Foi nessa onda surgimento de novas vozes e de diferentes argumentos sobre as alterações climáticas que me cruzei com uma das constatações mais fascinantes que li sobre o clima; num texto de opinião, que deixo aqui endereçado, o respectivo comentador indaga-se sobre qual seria o problema de a Terra aquecer mais ou menos 1,5º se o beneficio disso fosse termos acesso a ar condicionado.
A afirmação pode parecer a alguns disparatada e valeu uma série de impropérios e até insultos ao cronista nas redes sociais, mas não é esse o propósito deste artigo. Antes pelo contrário, consideremos a afirmação sem juízos e percebamos o que ela nos diz sobre o próprio aquecimento global e as mudanças climáticas, tendo como base uma das frases mais aclamadas da artista e escritora Roni Horn, que o autor James Bridle recupera no seu livro Dark New Age.
“O tempo é o paradoxo chave da nossa época. O tempo que é bom é muitas vezes o tempo que é errado. O bom está a acontecer no imediato e no indivíduo, e o errado está a acontecer em todo o sistema.“
– Roni Horn (tradução livre)
Inerente à afirmação de Roni Horn está uma verdade quase axiomática e que raramente consideramos. Por fruto das nossas experiências e preferências pessoais, temos diferentes relações com o tempo e o clima, mesmo sujeitos às mesmas condições.
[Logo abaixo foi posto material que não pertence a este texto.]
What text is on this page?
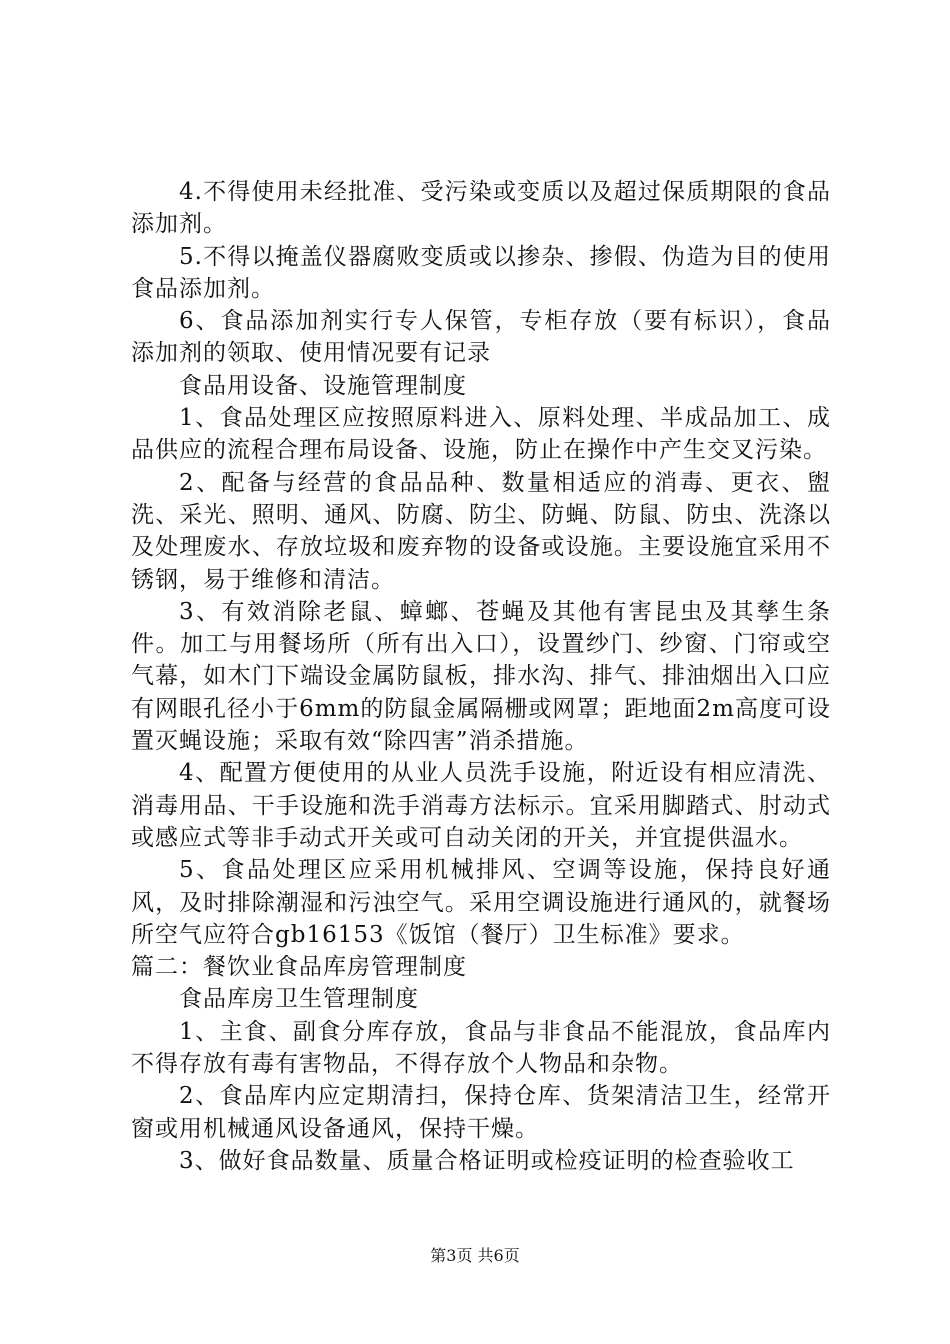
4.不得使用未经批准、受污染或变质以及超过保质期限的食品添加剂。

5.不得以掩盖仪器腐败变质或以掺杂、掺假、伪造为目的使用食品添加剂。

6、食品添加剂实行专人保管，专柜存放（要有标识），食品添加剂的领取、使用情况要有记录

食品用设备、设施管理制度

1、食品处理区应按照原料进入、原料处理、半成品加工、成品供应的流程合理布局设备、设施，防止在操作中产生交叉污染。

2、配备与经营的食品品种、数量相适应的消毒、更衣、盥洗、采光、照明、通风、防腐、防尘、防蝇、防鼠、防虫、洗涤以及处理废水、存放垃圾和废弃物的设备或设施。主要设施宜采用不锈钢，易于维修和清洁。

3、有效消除老鼠、蟑螂、苍蝇及其他有害昆虫及其孳生条件。加工与用餐场所（所有出入口），设置纱门、纱窗、门帘或空气幕，如木门下端设金属防鼠板，排水沟、排气、排油烟出入口应有网眼孔径小于6mm的防鼠金属隔栅或网罩；距地面2m高度可设置灭蝇设施；采取有效“除四害”消杀措施。

4、配置方便使用的从业人员洗手设施，附近设有相应清洗、消毒用品、干手设施和洗手消毒方法标示。宜采用脚踏式、肘动式或感应式等非手动式开关或可自动关闭的开关，并宜提供温水。

5、食品处理区应采用机械排风、空调等设施，保持良好通风，及时排除潮湿和污浊空气。采用空调设施进行通风的，就餐场所空气应符合gb16153《饭馆（餐厅）卫生标准》要求。

篇二：餐饮业食品库房管理制度

食品库房卫生管理制度

1、主食、副食分库存放，食品与非食品不能混放，食品库内不得存放有毒有害物品，不得存放个人物品和杂物。

2、食品库内应定期清扫，保持仓库、货架清洁卫生，经常开窗或用机械通风设备通风，保持干燥。

3、做好食品数量、质量合格证明或检疫证明的检查验收工

第3页 共6页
O exemplo óbvio pode ser a relação de cada um de nós com a chuva – se uns gostam dela por conferir uma toada mais melancólica ao dia, outros odeiam-no porque os deixa deprimidos ou impossibilita a realização de determinados planos. É a partir desta ideia que Horn afirma que, quando falamos do tempo, falamos mais sobre nós próprios do que sobre o próprio tempo, o que explica como podemos divergir na análise de um factor comum a todos nós.
É extrapolando esta ideia para um plano ainda mais global que percebemos a relevância — não o acerto — de argumentos como o referido na discussão generalizada sobre o aquecimento global. A questão não é que não haja consciência generalizada de que as coisas estão efectivamente a mudar; a questão é a forma como essa mudança — ou a nossa percepção dessa mudança — afecta as nossas vidas. Com relação, outro conceito-chave é mesmo esse: o da percepção.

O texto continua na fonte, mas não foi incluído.